An integrated multivariate approach to net blotch of barley: Virulence quantification, pathotyping and a breeding strategy for disease resistance

Knowledge of pathotype diversity and virulence in local populations of Pyrenophora teres is a prerequisite to screening for durable resistance to net blotch. The current study aimed to quantify the virulence level of Moroccan isolates, identify and designate existing pathotypes, and select resistant genotypes. We developed a method for virulence quantification of P. teres isolates based on a conversion of infection responses into frequencies for use in correspondence analysis. Coordinates of the first axis of this analysis had a virulence spectrum and ranked isolates from virulent to avirulent. Mixed model analysis was also devised for virulence quantification. Coordinates of the first dimension of correspondence analysis were linearly correlated to BLUPs (Best Linear Unbiased Predictors) of the mixed model.
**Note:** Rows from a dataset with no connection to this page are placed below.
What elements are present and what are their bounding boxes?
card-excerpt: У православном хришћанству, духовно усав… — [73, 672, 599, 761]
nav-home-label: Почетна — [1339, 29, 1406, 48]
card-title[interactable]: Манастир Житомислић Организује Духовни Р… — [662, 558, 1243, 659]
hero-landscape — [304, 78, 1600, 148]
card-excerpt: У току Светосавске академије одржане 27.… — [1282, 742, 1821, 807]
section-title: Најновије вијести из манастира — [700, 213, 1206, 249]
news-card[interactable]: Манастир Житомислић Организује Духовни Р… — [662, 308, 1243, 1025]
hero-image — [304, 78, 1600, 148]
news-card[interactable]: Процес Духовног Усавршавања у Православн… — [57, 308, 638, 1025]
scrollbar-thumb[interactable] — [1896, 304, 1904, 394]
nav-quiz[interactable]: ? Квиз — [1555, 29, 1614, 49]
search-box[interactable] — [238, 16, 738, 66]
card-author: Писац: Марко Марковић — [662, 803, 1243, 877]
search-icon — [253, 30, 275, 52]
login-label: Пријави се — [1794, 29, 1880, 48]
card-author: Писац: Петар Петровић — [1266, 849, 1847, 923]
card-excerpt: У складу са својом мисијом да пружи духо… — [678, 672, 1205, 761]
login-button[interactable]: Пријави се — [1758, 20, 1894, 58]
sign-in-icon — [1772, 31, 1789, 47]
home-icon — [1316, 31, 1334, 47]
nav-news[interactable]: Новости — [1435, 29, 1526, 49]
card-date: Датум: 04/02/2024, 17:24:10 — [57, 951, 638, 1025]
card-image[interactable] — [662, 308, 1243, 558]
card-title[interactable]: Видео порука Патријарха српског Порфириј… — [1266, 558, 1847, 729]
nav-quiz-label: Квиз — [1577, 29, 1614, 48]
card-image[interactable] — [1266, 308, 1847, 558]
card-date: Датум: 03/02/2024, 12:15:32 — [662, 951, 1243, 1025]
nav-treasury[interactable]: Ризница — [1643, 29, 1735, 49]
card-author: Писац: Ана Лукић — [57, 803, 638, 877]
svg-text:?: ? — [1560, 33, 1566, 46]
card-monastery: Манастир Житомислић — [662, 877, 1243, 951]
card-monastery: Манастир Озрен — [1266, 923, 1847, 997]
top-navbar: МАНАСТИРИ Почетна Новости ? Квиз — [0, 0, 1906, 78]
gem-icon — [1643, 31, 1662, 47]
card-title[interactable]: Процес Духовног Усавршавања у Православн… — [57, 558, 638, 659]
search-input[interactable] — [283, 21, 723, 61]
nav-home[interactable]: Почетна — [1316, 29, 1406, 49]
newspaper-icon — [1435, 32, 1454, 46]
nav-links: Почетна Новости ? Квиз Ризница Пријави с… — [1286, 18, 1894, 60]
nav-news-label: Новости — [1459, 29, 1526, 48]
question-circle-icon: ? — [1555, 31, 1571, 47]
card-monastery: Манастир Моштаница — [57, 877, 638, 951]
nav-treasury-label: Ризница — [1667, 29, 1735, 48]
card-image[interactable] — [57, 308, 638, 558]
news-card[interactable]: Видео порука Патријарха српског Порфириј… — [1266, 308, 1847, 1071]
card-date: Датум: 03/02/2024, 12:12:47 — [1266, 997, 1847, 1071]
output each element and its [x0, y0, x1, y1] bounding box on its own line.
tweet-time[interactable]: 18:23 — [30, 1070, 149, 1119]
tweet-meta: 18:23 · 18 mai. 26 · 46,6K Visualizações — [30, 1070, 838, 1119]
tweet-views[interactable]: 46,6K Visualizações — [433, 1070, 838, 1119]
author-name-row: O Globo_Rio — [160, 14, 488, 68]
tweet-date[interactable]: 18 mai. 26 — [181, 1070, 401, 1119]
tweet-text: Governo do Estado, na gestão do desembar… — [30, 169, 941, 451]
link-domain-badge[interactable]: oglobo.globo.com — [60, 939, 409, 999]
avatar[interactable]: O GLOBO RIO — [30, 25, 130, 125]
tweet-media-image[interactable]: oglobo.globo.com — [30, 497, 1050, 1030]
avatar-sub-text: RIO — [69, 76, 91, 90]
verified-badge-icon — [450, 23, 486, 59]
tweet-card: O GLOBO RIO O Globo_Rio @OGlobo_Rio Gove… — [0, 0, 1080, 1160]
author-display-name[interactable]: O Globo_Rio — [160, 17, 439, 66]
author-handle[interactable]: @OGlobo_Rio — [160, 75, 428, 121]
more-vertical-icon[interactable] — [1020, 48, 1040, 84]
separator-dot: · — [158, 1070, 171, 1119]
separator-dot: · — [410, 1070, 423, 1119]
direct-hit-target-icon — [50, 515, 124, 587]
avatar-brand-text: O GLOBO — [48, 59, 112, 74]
A genotype by genotype by environment model (GGE) coupled with cluster analysis differentiated P. teres isolates into ten and nine pathotypes for net- and spot-forms respectively. Populations of these two forms were dissimilar in terms of classes of virulence. For P. teres f. maculata, avirulent, moderately virulent and highly virulent isolates represented one-third of the population, whereas 90% of P. teres f. teres population was composed of avirulent to moderately avirulent isolates. Barley differential sets were subsequently reduced to two new sets that simplified pathotyping through a key code based on resistant or susceptible reactions. Dendrograms of cluster analysis based on GGE analysis depicted the stability of a genotype’s reactions across all isolates, and using only resistant cultivars as sources of resistance to control net blotch disease would, based on this analysis, fail to control all pathotypes. Therefore, we propose an alternative breeding strategy to control net blotch effectively.